I read an Instagram story recently that mentioned that kind of writing as cringe. That type of in-your-face, here is what is happening and you should watch, me fall, learn, fall again and then look at me now. I am thinking about Hunter Thompson’s gonzo style of injecting his complicated life as it was into the stories that he was writing/experiencing in the moment. Like the time he had to write the forward to one of his books and what he describes as absolute torture (the action or practice of inflicting severe pain or suffering on someone as a punishment or in order to force them to do or say something.) So I wonder. What is too much to share about personal experiences. Maybe this was the reason Kurt Vonnegut agonized about writing a book about his involvement in WW2. His book about Dresden haunted him for years. Writing seems to go against all the best life practices that there are.

My favorite parts of Vonnegut’s books are the forwards. In Slapstick he mentions that this book will be the most autobiographical thing about him that he had ever written. Timequake he mentions right out the gate Ernest Hemingway’s difficulty in producing a document that was not eaten alive by critics. Breakfast of Champions, he talks about growing older and going over the hill in the form of a roof and sliding down the other side. Letting go of all the things that he didn’t need anymore. He also mentions that this book, Breakfast of Champions, is a registered trademark … (hehe) was a gift to himself for reaching the age of fifty. The forward feels to me like his declaration of freedom to share whatever, however, and in any form whatever the hell he wished even if it was silly and somewhat ridiculous.

So now it is oh, nine hundred hours. I wrote three paragraphs. Looked up two words. Torture and Ridiculous. Well now it’s 9:30 and that is because I got up from my laptop and had a smoke in the kitchen. If this was work, like I was at a job, I took a smoke break. And a flood of thoughts came, so did one of the cats and then a half hour went by. I thought about how I love Willie Nelson’s description of how to write a song. Also his Autobiography, It’s A Long Story. I am an audiobook kinda feller. Audible learner. He narrates the introduction and in that, you hear the writer’s voice. I love that. His book is like meeting up with Willie at your kitchen table and getting to know him face to face. I also thought about an Instagram post I saw this morning with Sting talking about the shape of songs these days and how they don’t have a bridge. That part of the song takes you to a new place. So now back at typing after the break I realize I have come close to answering my own question. And this came after the thought about the time, some twenty years ago I talked with a Locomotive Engineer I was working with about songwriting. He suggested writing about what you know. So a new question comes about. What is it that I know? I know I just passed a German Language test and here I am playing with English. I am a high-school dropout, a self-taught writer, and thinking about trying to follow my bliss once more.

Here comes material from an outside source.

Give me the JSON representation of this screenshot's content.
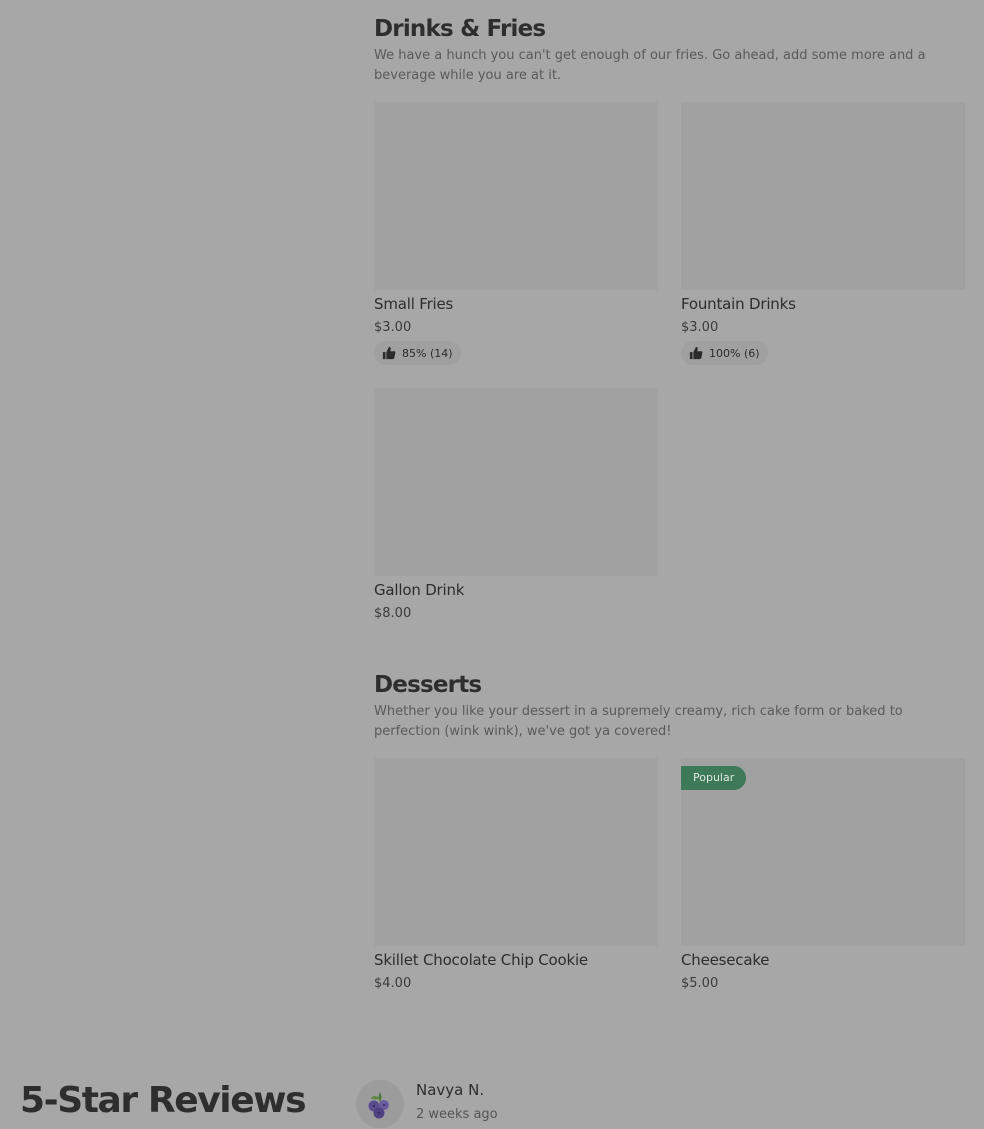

I also know I am in a foreign land starting all over at life at the age of dreiundfunfzig. 53. Jahre alt. I fully understand what Kurt Vonnegut was saying in his forward to Breakfast of Champions. Just keep going and throw all the shit you don’t need over your shoulder and let it all hang out! Even if it is panties, assholes, talking critically about something you love, fucking, family and the lack thereof, community, and the serious need for common decency. I guess it is acceptance or maybe surrendering. Be what it is that you seem to know to be and go ahead and be that. That is the answer. Now what?

Sundi Drive

A quick Sundi drive up to the Tobacco store.

And how many bourbons could there actually be?

Straight down the buffalo trail:

Preston and east on Eastern Parkway to Hunter Thompson’s

(he ran from here like a bat outta hell) neighborhood and

Mark Anthony Mulligan’s streets. Where is he I wonder?

(a homeless angel)

The ol’ Highlands :

And I am talking Louisville, Kentucky blues shit RN.

Behind an ol haunt, in the parking lot of St. Brigid

a homeless man washes his feet from the church hose.

I say, “that’s one way to get Jesus to wash your feet brother!”

Offer a bottled water, he smiles and says, “bless you.”

I always have water in my painted pony art car for this.

Back out to the streets of this lonesome southern wanna-be town.

If you stay here you gonna get stuck here sense of place.

The long way home, through Germantown :

A line around the local little ice cream joint!

And isn’t this a fine day to dream?

I scream you scream :

The radio is playing some sentimental

open road song on the local bluegrass radio show.

A double stop twines memories from the fiddle and

these streets I have ran, explored, they know me.

I know them lamenting like the E minor chord to A minor chord.

This song is a cookie-cutter twenty-somethings bluegrass

new grass mindless recreation of the working man’s blues.

These streets are just like worn out metaphors.

Nobody goes down the dark mines around here anymore.